His daughter Lisa now worries over the impact of the pending Federal asbestos legislation, Sen. Orrin Hatch's "Fairness in Asbestos Injury Resolution" Act , not only upon the measure of justice given her father, but equally upon those still waiting for justice. She wonders whether the defendants who admitted their guilt for her father's death will walk scot-free. She thinks of her father's love for democracy, for this country, for our right to a jury trial, a right so sacred that her father held on to life heroically, long past the time when he could have realized any benefit for himself. She asks her Senators and Congressmen from Iowa, all of her countrymen, to remember that individual, fundamental human rights should not be sacrificed to the interests of large, inhuman corporations. She urges her democratically elected representatives to remember her father and defeat the Hatch Bill. She also expressed the following:
Dad was so proud of my college degrees and accomplishments. We dressed both of my daughters up in my cap and gown and took pictures. However, when my father first understood the implications of his disease, the first thing he said was "You mean I might not see my pumpkin graduate?" He said this with tears in his eyes and that was the only time I saw my father cry. He died before Sara graduated high school. His granddaughters were everything to him. He might not have been at Sara's graduation ceremony, but he was in our thoughts and heart.
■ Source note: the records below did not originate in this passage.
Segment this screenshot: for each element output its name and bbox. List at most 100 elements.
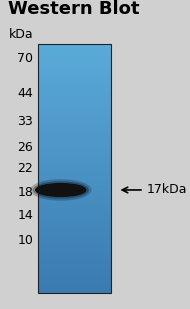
Bar — [38, 61, 111, 63]
Bar — [38, 135, 111, 136]
Bar — [38, 285, 111, 286]
Bar — [38, 270, 111, 271]
Bar — [38, 68, 111, 69]
Text: 10: 10 — [17, 235, 33, 248]
Bar — [38, 209, 111, 210]
Bar — [38, 90, 111, 91]
Bar — [38, 81, 111, 83]
Bar — [38, 230, 111, 231]
Bar — [38, 116, 111, 118]
Bar — [38, 193, 111, 194]
Bar — [38, 269, 111, 270]
Bar — [38, 124, 111, 125]
Bar — [38, 57, 111, 58]
Bar — [38, 276, 111, 277]
Bar — [38, 237, 111, 239]
Bar — [38, 136, 111, 138]
Bar — [38, 292, 111, 294]
Bar — [38, 290, 111, 291]
Bar — [38, 217, 111, 218]
Bar — [38, 235, 111, 236]
Bar — [38, 185, 111, 186]
Bar — [38, 69, 111, 70]
Bar — [38, 159, 111, 160]
Bar — [38, 210, 111, 211]
Bar — [38, 155, 111, 156]
Bar — [38, 240, 111, 241]
Bar — [38, 75, 111, 76]
Text: kDa: kDa — [8, 28, 33, 41]
Ellipse shape — [31, 180, 91, 200]
Bar — [38, 216, 111, 217]
Bar — [38, 151, 111, 153]
Bar — [38, 218, 111, 220]
Bar — [38, 121, 111, 123]
Bar — [38, 50, 111, 52]
Text: 14: 14 — [17, 209, 33, 222]
Bar — [38, 202, 111, 204]
Bar — [38, 205, 111, 206]
Bar — [38, 286, 111, 287]
Bar — [38, 52, 111, 53]
Bar — [38, 119, 111, 120]
Bar — [38, 246, 111, 247]
Bar — [38, 130, 111, 131]
Bar — [38, 46, 111, 48]
Bar — [38, 206, 111, 207]
Bar — [38, 177, 111, 179]
Bar — [38, 91, 111, 93]
Bar — [38, 48, 111, 49]
Bar — [38, 80, 111, 81]
Bar — [38, 252, 111, 253]
Bar — [38, 128, 111, 129]
Bar — [38, 229, 111, 230]
Bar — [38, 154, 111, 155]
Bar — [38, 144, 111, 145]
Bar — [38, 131, 111, 133]
Bar — [38, 145, 111, 146]
Bar — [38, 260, 111, 261]
Bar — [38, 120, 111, 121]
Bar — [38, 99, 111, 100]
Bar — [38, 175, 111, 176]
Bar — [38, 125, 111, 126]
Bar — [38, 250, 111, 251]
Bar — [38, 109, 111, 110]
Bar — [38, 129, 111, 130]
Bar — [38, 58, 111, 59]
Bar — [38, 255, 111, 256]
Bar — [38, 242, 111, 243]
Bar — [38, 194, 111, 195]
Bar — [38, 236, 111, 237]
Bar — [38, 199, 111, 200]
Bar — [38, 186, 111, 188]
Bar — [38, 44, 111, 45]
Bar — [38, 60, 111, 61]
Bar — [38, 265, 111, 266]
Bar — [38, 243, 111, 245]
Bar — [38, 287, 111, 288]
Bar — [38, 267, 111, 269]
Bar — [38, 93, 111, 94]
Text: 26: 26 — [17, 141, 33, 154]
Bar — [38, 118, 111, 119]
Bar — [38, 281, 111, 282]
Bar — [38, 141, 111, 142]
Bar — [38, 73, 111, 74]
Bar — [38, 83, 111, 84]
Bar — [38, 105, 111, 106]
Bar — [38, 149, 111, 150]
Bar — [38, 88, 111, 89]
Bar — [38, 106, 111, 108]
Bar — [38, 222, 111, 224]
Bar — [38, 272, 111, 273]
Bar — [38, 280, 111, 281]
Bar — [38, 63, 111, 64]
Bar — [38, 291, 111, 292]
Bar — [38, 184, 111, 185]
Bar — [38, 108, 111, 109]
Text: 18: 18 — [17, 186, 33, 199]
Bar — [38, 288, 111, 290]
Bar — [38, 181, 111, 182]
Bar — [38, 146, 111, 147]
I would like to address a message to the manufactures who made the asbestos that killed my father. The last few months of my father's life was pure hell but still he was determined to live. All he wanted was a few more years to spend with his family. His spirit was unbreakable. I was so proud of his fighting strength. But I am also left with the horrible images of what this disease did to him. You see, my father was a very strong man and capable man. I always knew that if something terrible ever happened to me that my father would be there for me. But at the end, Maria and I took care of him. He was too weak to walk unassisted or feed himself. He had to breathe with oxygen. His body had failed him. And in the end, when we put him in bed for the last time, I remember him reaching his arms out to me to take him out of there. He knew he was not going to get out of bed again. Whenever I think of my dad, this is what I see. So I have to put thoughts of him away for a while or only think of him for short periods of time because it hurts so much. A few months after he died I had a dream of my parents and that they were very happy together again. I have to believe that his suffering is over, at least for him. Mesothelioma should not have happened to my father nor to any of the other victims. The asbestos manufactures stole my father's life away and took him away from his family.